Variable Training set (n=657) Test set (n=166)
Nephrectomy type
 Radical nephrectomy 268 (40.8) 68 (41.0)
 Partial nephrectomy 389 (59.2) 98 (59.0)
Clinical stage
 T1a 373 (56.8) 90 (54.2)
 T1b 284 (43.2) 76 (45.8)
Recurrence after 5 years 16 (2.4) 4 (2.4)

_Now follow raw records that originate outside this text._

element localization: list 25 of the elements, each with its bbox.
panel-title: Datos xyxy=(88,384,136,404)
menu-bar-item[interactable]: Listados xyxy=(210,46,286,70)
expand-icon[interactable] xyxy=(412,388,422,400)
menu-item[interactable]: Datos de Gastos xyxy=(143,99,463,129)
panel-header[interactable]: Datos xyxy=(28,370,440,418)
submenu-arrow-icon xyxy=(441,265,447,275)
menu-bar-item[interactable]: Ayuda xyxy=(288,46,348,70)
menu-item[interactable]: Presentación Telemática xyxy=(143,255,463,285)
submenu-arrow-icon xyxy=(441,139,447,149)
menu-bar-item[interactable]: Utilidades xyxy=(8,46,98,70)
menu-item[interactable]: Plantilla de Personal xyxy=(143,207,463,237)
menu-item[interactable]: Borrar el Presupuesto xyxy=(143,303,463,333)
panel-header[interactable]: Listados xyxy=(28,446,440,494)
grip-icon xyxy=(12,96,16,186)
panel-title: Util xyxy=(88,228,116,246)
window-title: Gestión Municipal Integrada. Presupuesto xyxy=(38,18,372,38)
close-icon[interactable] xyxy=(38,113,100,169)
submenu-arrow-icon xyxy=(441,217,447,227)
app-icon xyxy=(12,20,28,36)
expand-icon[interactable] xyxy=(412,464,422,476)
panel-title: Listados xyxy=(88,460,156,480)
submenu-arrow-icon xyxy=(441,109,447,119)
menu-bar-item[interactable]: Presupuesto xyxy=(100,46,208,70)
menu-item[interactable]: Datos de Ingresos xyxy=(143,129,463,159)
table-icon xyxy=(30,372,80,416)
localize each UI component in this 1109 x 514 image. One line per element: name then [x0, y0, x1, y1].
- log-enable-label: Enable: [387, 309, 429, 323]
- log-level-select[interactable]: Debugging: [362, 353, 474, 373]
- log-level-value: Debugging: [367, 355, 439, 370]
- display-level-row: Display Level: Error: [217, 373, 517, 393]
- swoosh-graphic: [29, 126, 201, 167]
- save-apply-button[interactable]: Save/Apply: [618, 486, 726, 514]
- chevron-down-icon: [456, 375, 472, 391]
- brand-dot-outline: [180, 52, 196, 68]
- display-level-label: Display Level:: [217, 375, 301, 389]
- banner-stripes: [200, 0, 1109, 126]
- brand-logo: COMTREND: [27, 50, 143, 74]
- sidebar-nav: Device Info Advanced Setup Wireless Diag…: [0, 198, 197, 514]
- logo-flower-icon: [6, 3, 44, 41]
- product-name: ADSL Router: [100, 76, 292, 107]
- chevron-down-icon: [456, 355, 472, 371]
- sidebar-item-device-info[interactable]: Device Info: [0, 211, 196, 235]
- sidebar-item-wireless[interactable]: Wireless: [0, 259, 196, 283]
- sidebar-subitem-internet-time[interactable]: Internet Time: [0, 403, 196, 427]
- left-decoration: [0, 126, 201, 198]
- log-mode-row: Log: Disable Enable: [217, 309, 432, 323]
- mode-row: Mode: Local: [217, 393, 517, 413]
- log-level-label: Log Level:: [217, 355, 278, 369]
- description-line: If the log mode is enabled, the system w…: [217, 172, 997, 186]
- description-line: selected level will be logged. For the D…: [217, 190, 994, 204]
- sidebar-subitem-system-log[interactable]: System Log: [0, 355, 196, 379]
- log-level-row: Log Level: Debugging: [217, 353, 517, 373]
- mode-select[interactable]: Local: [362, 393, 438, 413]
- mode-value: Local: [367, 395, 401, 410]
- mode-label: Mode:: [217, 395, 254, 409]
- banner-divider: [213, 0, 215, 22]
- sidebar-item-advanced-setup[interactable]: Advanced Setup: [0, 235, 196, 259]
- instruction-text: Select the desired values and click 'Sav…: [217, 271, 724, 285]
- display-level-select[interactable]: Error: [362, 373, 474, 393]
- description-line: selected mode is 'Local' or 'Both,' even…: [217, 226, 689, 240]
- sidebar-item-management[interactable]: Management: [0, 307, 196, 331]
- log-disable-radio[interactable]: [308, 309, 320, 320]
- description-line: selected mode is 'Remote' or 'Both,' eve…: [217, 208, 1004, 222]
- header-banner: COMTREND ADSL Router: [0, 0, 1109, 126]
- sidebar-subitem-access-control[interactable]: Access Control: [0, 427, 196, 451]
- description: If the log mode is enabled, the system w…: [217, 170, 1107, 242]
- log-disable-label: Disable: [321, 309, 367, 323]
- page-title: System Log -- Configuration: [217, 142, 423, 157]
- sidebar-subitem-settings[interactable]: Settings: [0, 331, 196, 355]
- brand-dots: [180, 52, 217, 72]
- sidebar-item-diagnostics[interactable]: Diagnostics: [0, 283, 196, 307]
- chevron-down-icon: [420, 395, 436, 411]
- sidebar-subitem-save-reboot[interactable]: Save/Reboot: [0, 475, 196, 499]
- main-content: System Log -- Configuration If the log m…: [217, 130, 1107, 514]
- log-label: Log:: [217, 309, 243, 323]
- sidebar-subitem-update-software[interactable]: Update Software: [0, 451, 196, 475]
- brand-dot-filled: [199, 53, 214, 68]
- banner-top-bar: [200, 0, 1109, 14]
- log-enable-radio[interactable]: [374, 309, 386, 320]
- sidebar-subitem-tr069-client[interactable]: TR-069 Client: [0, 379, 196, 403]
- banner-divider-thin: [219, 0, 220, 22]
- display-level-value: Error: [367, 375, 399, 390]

Values are presented as number (%).

Table 3.

Performance comparison of machine learning models for predicting 5-year recurrence in patients with T1 renal tumors after nephrectomy

Model AUROC AUPRC Log-loss Recall Precision
General linear model 0.8426 0.0769 0.0992 0.0288 0.0999
Extreme gradient boosting (XGBoost) 0.8850 0.3790 0.1027 0.0252 0.0465
Gradient boosting machine 0.8488 0.1294 0.0989 0.0223 0.3175
Distributed random forest 0.6474 0.2817 0.2842 0.0000 0.4565
Deep learning 0.5679 0.0259 0.1539 0.0014 0.0014

AUROC, area under the receiver operating characteristic curve; AUPRC, area under the precision-recall curve.

Table 4.

Performance comparison of machine learning models for predicting 5-year eGFR in patients with T1 renal tumors after nephrectomy

Model RMSE train RMSE test R2 train R2 test Within ±5% of actual values Within ±10% of actual values
General linear model 10.831 12.700 0.688 0.694 26.51% 51.81%
Extreme gradient boosting (XGBoost) 8.125 12.636 0.825 0.697 22.89% 53.01%
Gradient boosting machine 7.886 12.892 0.835 0.684 26.51% 50.60%
Distributed random forest 12.158 12.780 0.607 0.690 24.10% 48.80%
Deep learning 8.420 13.697 0.812 0.644 23.49% 51.2%

eGFR, estimated glomerular filtration rate; RMSE, root mean square error.